At an advanced level, where there might be some personal contribution to costs, it should initiate a system of subsidies and 0% interest loans from a national funding agency in part guaranteed by government and the regulatory institutions of post-compulsory education so that the institutions themselves are encouraged to offer bursaries, discounts and balance expansion of provision with a responsibility for its cost.  

  • It should operationalise life-long learning by making the passport a lifelong provision, so that even if it is spent in gaining qualifications early in life it can be credited with years of contributions to taxation, employers’ contributions, by credits tied to age thresholds (recrediting at 40/45 and on retirement) or by a record of community/voluntary engagement, so there is a transparency about what lifelong learning means. 
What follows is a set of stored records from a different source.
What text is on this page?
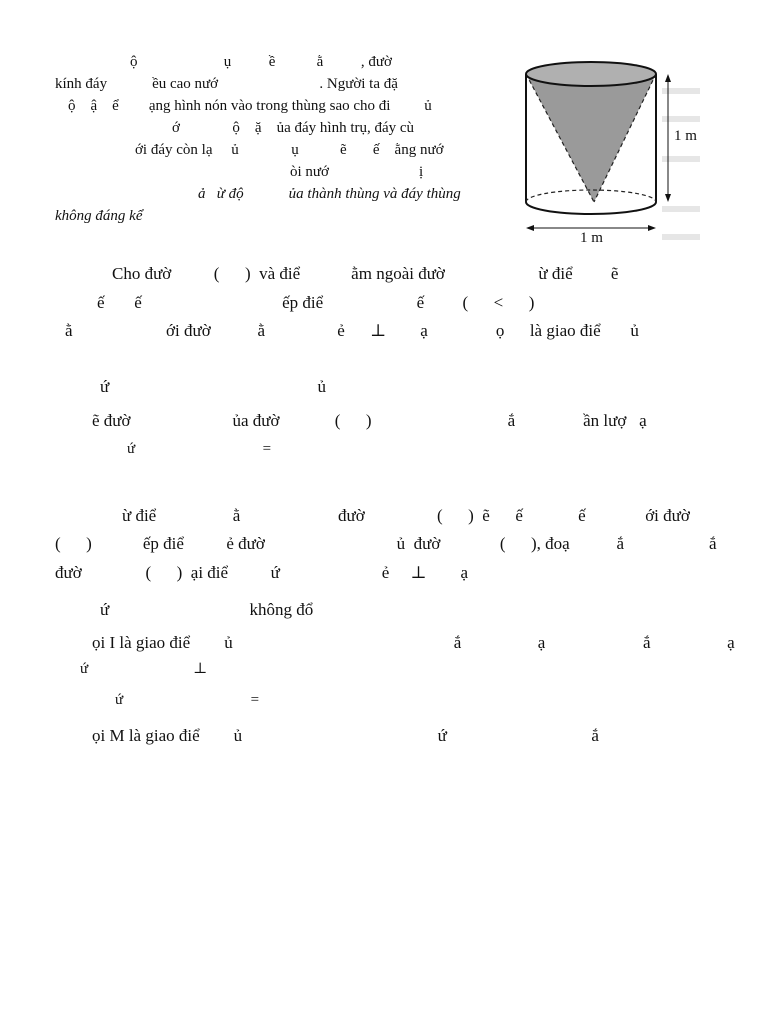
ộ                       ụ          ề           ằ          , đườ
kính đáy            ều cao nướ                           . Người ta đặ
ộ    ậ    ể        ạng hình nón vào trong thùng sao cho đi         ủ
ớ              ộ    ặ    ủa đáy hình trụ, đáy cù
ới đáy còn lạ     ủ              ụ           ẽ       ế    ằng nướ
òi nướ                        ị
ả   ừ độ            ủa thành thùng và đáy thùng
không đáng kể
1 m
1 m
Cho đườ          (      )  và điể            ằm ngoài đườ                      ừ điể         ẽ
ế       ế                                 ếp điể                      ế         (      <      )
ằ                      ới đườ           ằ                 ẻ      ⊥        ạ                ọ      là giao điể       ủ
ứ                                                 ủ
ẽ đườ                        ủa đườ             (      )                                ắ                ần lượ   ạ
ứ                                  =
ừ điể                  ằ                       đườ                 (      )  ẽ      ế             ế              ới đườ
(      )            ếp điể          ẻ đườ                               ủ  đườ              (      ), đoạ           ắ                    ắ
đườ               (      )  ại điể          ứ                        ẻ     ⊥        ạ
ứ                                 không đổ
ọi I là giao điể        ủ                                                    ắ                  ạ                       ắ                  ạ
ứ                            ⊥
ứ                                  =
ọi M là giao điể        ủ                                              ứ                                  ắ
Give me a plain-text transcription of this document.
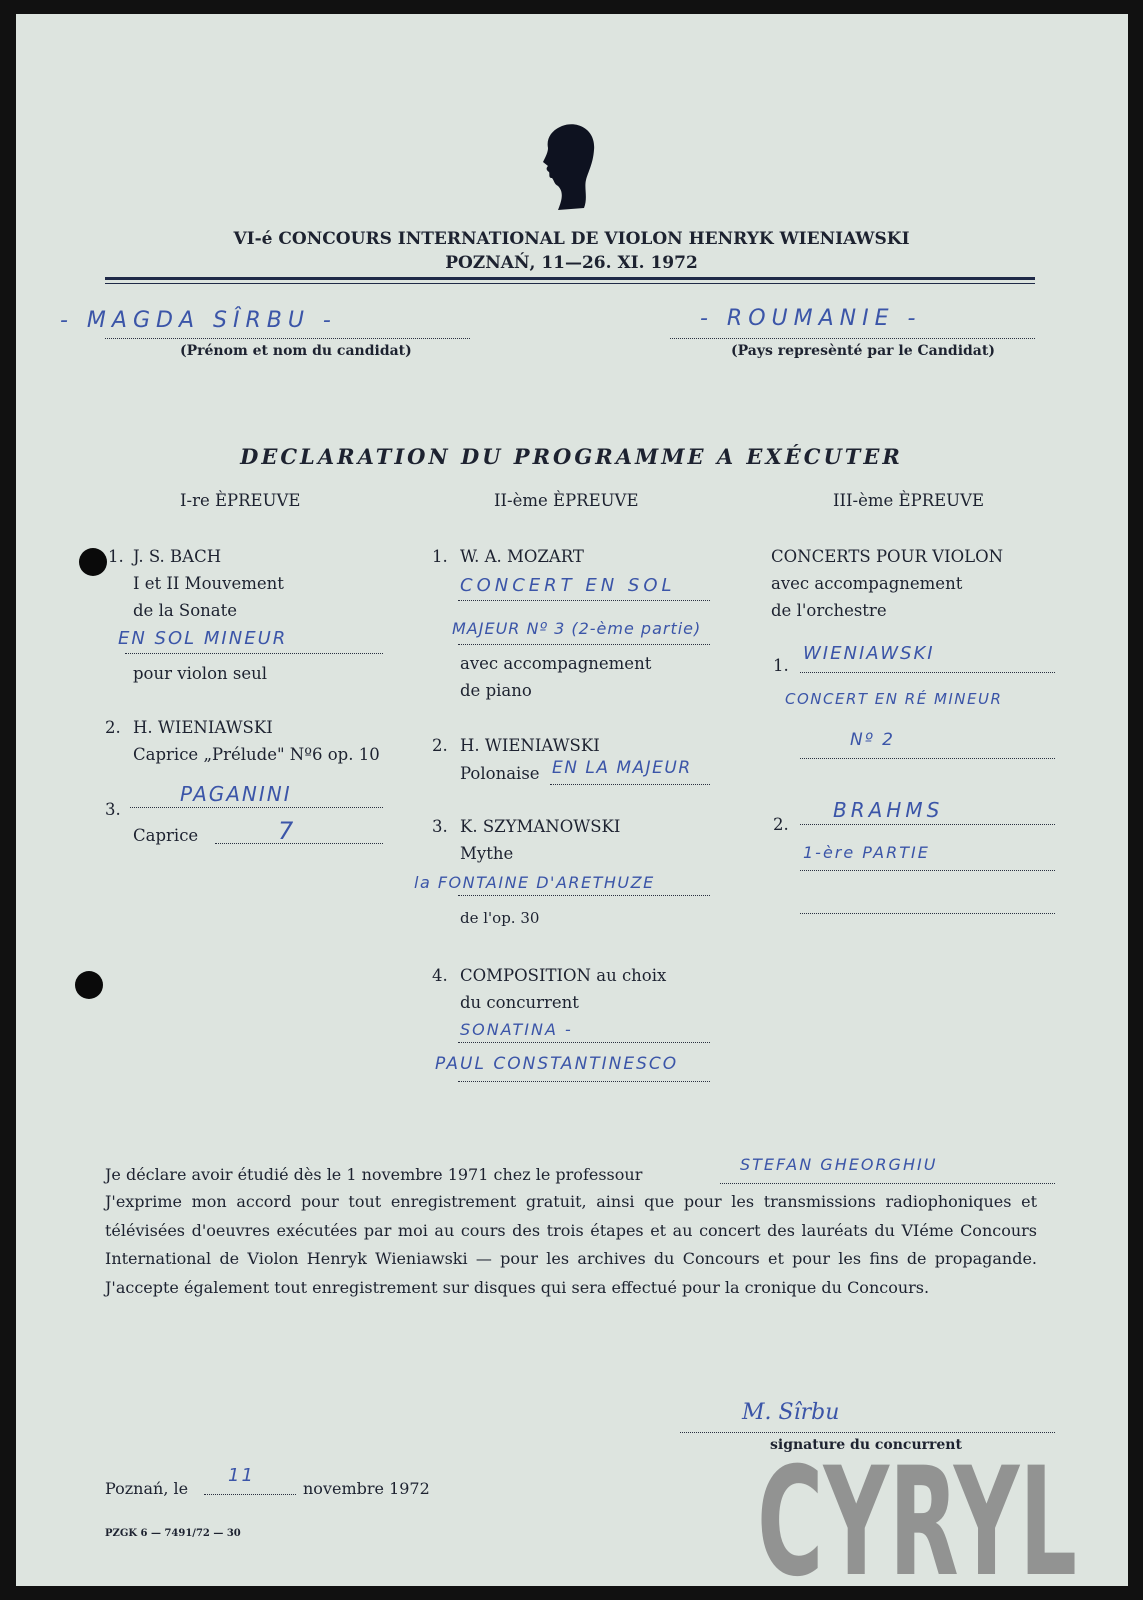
VI-é CONCOURS INTERNATIONAL DE VIOLON HENRYK WIENIAWSKI
POZNAŃ, 11—26. XI. 1972
- MAGDA SÎRBU -
(Prénom et nom du candidat)
- ROUMANIE -
(Pays represènté par le Candidat)
DECLARATION DU PROGRAMME A EXÉCUTER
I-re ÈPREUVE
1. J. S. BACH
I et II Mouvement
de la Sonate
EN SOL MINEUR
pour violon seul
2. H. WIENIAWSKI
Caprice „Prélude" Nº6 op. 10
3.
PAGANINI
Caprice	7
II-ème ÈPREUVE
1. W. A. MOZART
CONCERT EN SOL
MAJEUR Nº 3 (2-ème partie)
avec accompagnement
de piano
2. H. WIENIAWSKI
Polonaise EN LA MAJEUR
3. K. SZYMANOWSKI
Mythe
la FONTAINE D'ARETHUZE
de l'op. 30
4. COMPOSITION au choix
du concurrent
SONATINA -
PAUL CONSTANTINESCO
III-ème ÈPREUVE
CONCERTS POUR VIOLON
avec accompagnement
de l'orchestre
1.
WIENIAWSKI
CONCERT EN RÉ MINEUR
Nº 2
2.
BRAHMS
1-ère PARTIE
Je déclare avoir étudié dès le 1 novembre 1971 chez le professour
STEFAN GHEORGHIU
J'exprime mon accord pour tout enregistrement gratuit, ainsi que pour les transmissions radiophoniques et télévisées d'oeuvres exécutées par moi au cours des trois étapes et au concert des lauréats du VIéme Concours International de Violon Henryk Wieniawski — pour les archives du Concours et pour les fins de propagande. J'accepte également tout enregistrement sur disques qui sera effectué pour la cronique du Concours.
M. Sîrbu
signature du concurrent
Poznań, le
11
novembre 1972
PZGK 6 — 7491/72 — 30	CYRYL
  • It should initiate a scheme where funding on post-compulsory courses is tied to a contractual commitment to work in the non-governmental sector with licenced social, cultural and environmental organisations that provide care, support and enabling to communities. This could augment the equalities and welfare agendas. So, an undergraduate completing a 3-year degree will commit to a 2 year ‘contract’.  This could offset part of the financial contributions to such organisations.  

This could ground an approach to life-long learning that is coherent, transparently affordable with a clear sense of where financial liabilities lie, and geared towards a genuine sense of people choosing their education trajectories, whilst enriching the economy, cultural and social life.